[<prev] [next>] [<thread-prev] [thread-next>] [day] [month] [year] [list]
Message-ID: <20240830162508.1009458-5-aleksander.lobakin@intel.com>
Date: Fri, 30 Aug 2024 18:25:03 +0200
From: Alexander Lobakin <aleksander.lobakin@...el.com>
To: Alexei Starovoitov <ast@...nel.org>,
Daniel Borkmann <daniel@...earbox.net>,
Andrii Nakryiko <andrii@...nel.org>
Cc: Alexander Lobakin <aleksander.lobakin@...el.com>,
Lorenzo Bianconi <lorenzo@...nel.org>,
Daniel Xu <dxu@...uu.xyz>,
John Fastabend <john.fastabend@...il.com>,
Jesper Dangaard Brouer <hawk@...nel.org>,
Martin KaFai Lau <martin.lau@...ux.dev>,
"David S. Miller" <davem@...emloft.net>,
Eric Dumazet <edumazet@...gle.com>,
Jakub Kicinski <kuba@...nel.org>,
Paolo Abeni <pabeni@...hat.com>,
bpf@...r.kernel.org,
netdev@...r.kernel.org,
linux-kernel@...r.kernel.org
Subject: [PATCH bpf-next 4/9] bpf: cpumap: use CPU-pinned threaded NAPI w/GRO instead of kthread
From: Lorenzo Bianconi <lorenzo@...nel.org>
Currently, cpumap uses its own kthread which processes cpumap-redirected
frames by batches of 8, without any weighting (but with rescheduling
points). The resulting skbs get passed to the stack via
netif_receive_skb_list(), which means no GRO happens.

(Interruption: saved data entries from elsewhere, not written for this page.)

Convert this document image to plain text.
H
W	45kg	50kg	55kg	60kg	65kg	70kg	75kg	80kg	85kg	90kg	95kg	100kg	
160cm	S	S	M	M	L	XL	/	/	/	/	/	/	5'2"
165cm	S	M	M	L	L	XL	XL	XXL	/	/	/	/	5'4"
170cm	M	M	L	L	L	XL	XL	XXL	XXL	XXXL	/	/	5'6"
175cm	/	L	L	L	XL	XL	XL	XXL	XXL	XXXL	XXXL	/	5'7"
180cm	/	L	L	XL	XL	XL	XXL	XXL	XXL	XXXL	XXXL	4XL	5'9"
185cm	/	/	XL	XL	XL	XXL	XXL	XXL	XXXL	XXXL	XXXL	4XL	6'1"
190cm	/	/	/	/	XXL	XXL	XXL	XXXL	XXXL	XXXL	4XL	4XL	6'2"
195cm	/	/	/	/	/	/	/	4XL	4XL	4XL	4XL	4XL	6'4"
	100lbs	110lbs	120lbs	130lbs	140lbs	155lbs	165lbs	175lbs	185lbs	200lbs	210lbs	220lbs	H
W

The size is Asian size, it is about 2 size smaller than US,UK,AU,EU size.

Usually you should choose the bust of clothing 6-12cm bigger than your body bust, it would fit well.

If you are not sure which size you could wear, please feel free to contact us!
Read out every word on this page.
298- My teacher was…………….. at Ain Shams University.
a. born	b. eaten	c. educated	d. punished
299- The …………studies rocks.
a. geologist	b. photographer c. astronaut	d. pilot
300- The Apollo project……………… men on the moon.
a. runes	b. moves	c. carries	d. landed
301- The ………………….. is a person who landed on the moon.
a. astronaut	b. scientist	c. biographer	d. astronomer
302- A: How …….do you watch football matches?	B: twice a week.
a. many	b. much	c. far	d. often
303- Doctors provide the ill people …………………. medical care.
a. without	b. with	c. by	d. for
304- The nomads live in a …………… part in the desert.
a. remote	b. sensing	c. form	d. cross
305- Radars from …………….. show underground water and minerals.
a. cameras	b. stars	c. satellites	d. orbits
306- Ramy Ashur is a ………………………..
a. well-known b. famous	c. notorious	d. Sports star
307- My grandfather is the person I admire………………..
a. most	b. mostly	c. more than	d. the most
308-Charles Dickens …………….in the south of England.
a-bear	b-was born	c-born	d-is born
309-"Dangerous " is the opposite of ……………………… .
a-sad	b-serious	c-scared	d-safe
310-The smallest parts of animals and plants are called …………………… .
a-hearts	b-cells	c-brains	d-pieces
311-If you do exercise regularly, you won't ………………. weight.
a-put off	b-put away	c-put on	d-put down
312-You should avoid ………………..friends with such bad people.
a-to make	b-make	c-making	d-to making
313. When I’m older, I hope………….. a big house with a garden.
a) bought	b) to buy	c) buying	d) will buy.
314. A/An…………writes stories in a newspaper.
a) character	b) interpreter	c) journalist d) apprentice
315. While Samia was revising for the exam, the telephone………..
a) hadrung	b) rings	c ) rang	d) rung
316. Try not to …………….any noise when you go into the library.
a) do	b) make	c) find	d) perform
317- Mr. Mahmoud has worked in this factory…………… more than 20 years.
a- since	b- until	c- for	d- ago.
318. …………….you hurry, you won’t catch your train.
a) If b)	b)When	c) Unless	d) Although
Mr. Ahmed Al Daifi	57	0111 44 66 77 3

In order to enable GRO, remove all custom kthread logics from the cpumap
and use CPU-pinned threaded NAPIs with the default weight of 64. When a
cpumap is created, a new logical netdevice called "cpumap" is created to
run these NAPIs on it (one per map). Then, a percpu threaded NAPI context
is created for each cpumap entry, IOW for each specified CPU.
Instead of wake_up_process(), the NAPI is now scheduled and runs as
usually: with the budget of 64, napi_complete_done() is called if the
budget is not exhausted. Frames are still processed by batches of 8.
Instead of netif_receive_skb_list(), napi_gro_receive() is now used.
Alex' tests with an UDP trafficgen and small frame size:
no GRO GRO
baseline 2.7 N/A Mpps
threaded GRO 2.3 4 Mpps
diff -14 +48 %
Daniel's tests with neper's TCP RR tests shows +14% throughput
increase[0].
Currently, GRO on cpumap is limited to that the checksum status is not
known as &xdp_frame doesn't have such metadata. When we have a way to
pass it from the drivers, the boost will be much bigger.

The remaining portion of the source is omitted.